Pourquoi les heures creuses en journée ont un intérêt ?

La disponibilité de l’électricité est très inégale selon les périodes, justement grâce (ou à cause, selon la manière de voir les choses) aux énergies renouvelables qui sont dépendantes des conditions climatiques. Dit autrement, s’il y a du vent et du soleil, le parc éolien et photovoltaïque va produire beaucoup d’électricité, parfois jusqu’à en produire plus qu’il n’en faut.

À 14 heures le samedi 23 mars 2024, les prix de l’électricité sont négatifs dans beaucoup de pays d’Europe // Source : URL

Et lorsqu’il y a trop d’électricité, les prix SPOT (sur le marché de gros de l’électricité) s’écroulent, comme le graphique ci-dessus le montre. À 14 heures, la quasi totalité de l’Europe de l’ouest a des prix négatifs sur le marché de l’électricité. Plutôt que de gaspiller cette électricité que l’on ne sait plus stocker, il faudrait pouvoir inciter financièrement les consommateurs à l’utiliser, surtout que c’est une électricité très peu carbonée. Par exemple, proposer des tarifs très bas pour recharger sa voiture électrique durant ces périodes serait une bonne piste.

Dans le futur, si les véhicules permettent le V2G (comme avec la future Renault 5 E-Tech), tout un parc de batteries tampon seront disponibles, ce qui assurera aux gestionnaires de réseaux électriques de mieux pouvoir lisser la disponibilité de l’électricité. Et surtout, en remplissant toutes ces batteries lorsqu’il y a un excédent d’électricité, ils s’assureraient de ne pas avoir à payer l’électricité plus cher à d’autres moments de la journée, en plus d’avoir une intensité carbone minimale.
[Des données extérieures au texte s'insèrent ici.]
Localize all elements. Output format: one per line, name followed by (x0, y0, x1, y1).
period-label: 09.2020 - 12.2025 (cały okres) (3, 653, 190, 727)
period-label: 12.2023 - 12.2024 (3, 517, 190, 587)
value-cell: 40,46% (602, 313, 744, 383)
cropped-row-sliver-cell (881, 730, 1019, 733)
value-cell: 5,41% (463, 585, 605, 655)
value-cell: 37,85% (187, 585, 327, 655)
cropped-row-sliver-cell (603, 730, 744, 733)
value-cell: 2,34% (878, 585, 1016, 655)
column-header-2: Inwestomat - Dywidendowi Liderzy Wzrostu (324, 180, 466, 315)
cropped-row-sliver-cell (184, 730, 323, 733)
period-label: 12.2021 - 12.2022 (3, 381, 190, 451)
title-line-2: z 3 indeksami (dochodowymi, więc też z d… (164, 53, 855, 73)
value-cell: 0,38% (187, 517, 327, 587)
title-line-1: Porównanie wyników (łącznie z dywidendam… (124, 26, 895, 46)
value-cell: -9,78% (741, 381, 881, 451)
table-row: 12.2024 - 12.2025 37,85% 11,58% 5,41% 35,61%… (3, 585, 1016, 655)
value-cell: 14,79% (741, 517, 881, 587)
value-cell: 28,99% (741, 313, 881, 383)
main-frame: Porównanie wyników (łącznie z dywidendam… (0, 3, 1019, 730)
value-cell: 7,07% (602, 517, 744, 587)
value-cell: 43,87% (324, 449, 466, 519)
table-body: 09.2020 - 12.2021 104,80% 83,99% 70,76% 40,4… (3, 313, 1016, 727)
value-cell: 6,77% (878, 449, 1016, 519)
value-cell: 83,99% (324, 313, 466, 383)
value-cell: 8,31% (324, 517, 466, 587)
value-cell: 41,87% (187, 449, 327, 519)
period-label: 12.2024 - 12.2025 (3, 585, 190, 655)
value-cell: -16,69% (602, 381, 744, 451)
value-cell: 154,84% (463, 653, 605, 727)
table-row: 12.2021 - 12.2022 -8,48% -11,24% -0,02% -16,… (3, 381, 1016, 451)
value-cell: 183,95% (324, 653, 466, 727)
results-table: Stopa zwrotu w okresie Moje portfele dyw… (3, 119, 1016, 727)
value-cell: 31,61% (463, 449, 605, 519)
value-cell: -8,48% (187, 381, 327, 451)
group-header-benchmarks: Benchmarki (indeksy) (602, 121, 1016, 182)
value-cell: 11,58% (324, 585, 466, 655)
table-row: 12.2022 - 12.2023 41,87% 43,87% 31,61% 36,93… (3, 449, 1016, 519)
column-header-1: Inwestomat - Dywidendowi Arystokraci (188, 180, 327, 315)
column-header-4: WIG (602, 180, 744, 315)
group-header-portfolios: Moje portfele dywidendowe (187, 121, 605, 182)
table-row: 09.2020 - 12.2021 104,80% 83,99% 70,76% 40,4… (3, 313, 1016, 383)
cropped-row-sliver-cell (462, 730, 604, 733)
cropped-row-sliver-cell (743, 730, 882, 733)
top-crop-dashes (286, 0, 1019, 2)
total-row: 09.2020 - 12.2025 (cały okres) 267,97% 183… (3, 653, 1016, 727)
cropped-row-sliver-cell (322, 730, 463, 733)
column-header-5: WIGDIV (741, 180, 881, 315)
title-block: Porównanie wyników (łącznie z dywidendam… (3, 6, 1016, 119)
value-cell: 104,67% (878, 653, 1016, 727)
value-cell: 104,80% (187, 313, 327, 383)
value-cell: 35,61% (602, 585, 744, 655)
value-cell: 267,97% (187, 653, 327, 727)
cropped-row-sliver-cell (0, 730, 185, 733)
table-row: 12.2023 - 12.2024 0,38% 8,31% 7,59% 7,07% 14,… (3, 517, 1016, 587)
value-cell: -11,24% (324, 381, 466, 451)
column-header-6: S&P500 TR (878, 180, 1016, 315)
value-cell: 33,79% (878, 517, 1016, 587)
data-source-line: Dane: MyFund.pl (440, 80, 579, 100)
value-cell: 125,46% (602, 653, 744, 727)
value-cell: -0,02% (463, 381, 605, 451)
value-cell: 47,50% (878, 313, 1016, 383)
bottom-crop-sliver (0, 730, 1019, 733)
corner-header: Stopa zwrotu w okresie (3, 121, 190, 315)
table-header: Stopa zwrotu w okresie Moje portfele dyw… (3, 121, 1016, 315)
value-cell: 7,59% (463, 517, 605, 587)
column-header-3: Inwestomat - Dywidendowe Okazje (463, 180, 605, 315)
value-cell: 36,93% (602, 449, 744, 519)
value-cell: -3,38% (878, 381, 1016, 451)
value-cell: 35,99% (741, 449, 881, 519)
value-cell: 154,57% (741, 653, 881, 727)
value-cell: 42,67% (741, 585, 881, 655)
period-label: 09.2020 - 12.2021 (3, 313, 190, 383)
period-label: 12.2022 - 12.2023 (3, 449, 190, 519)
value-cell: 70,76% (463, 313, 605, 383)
Si pour le moment, les contrats avec des heures creuses restent majoritairement en pleine nuit, nul doute que le futur laissera place à des tarifs plus dynamiques, en fonction de la production et de la consommation réelle à chaque instant. C’est en tout cas ce qui aurait le plus de sens, surtout avec la quantité croissante de véhicules électriques branchés à une borne de recharge.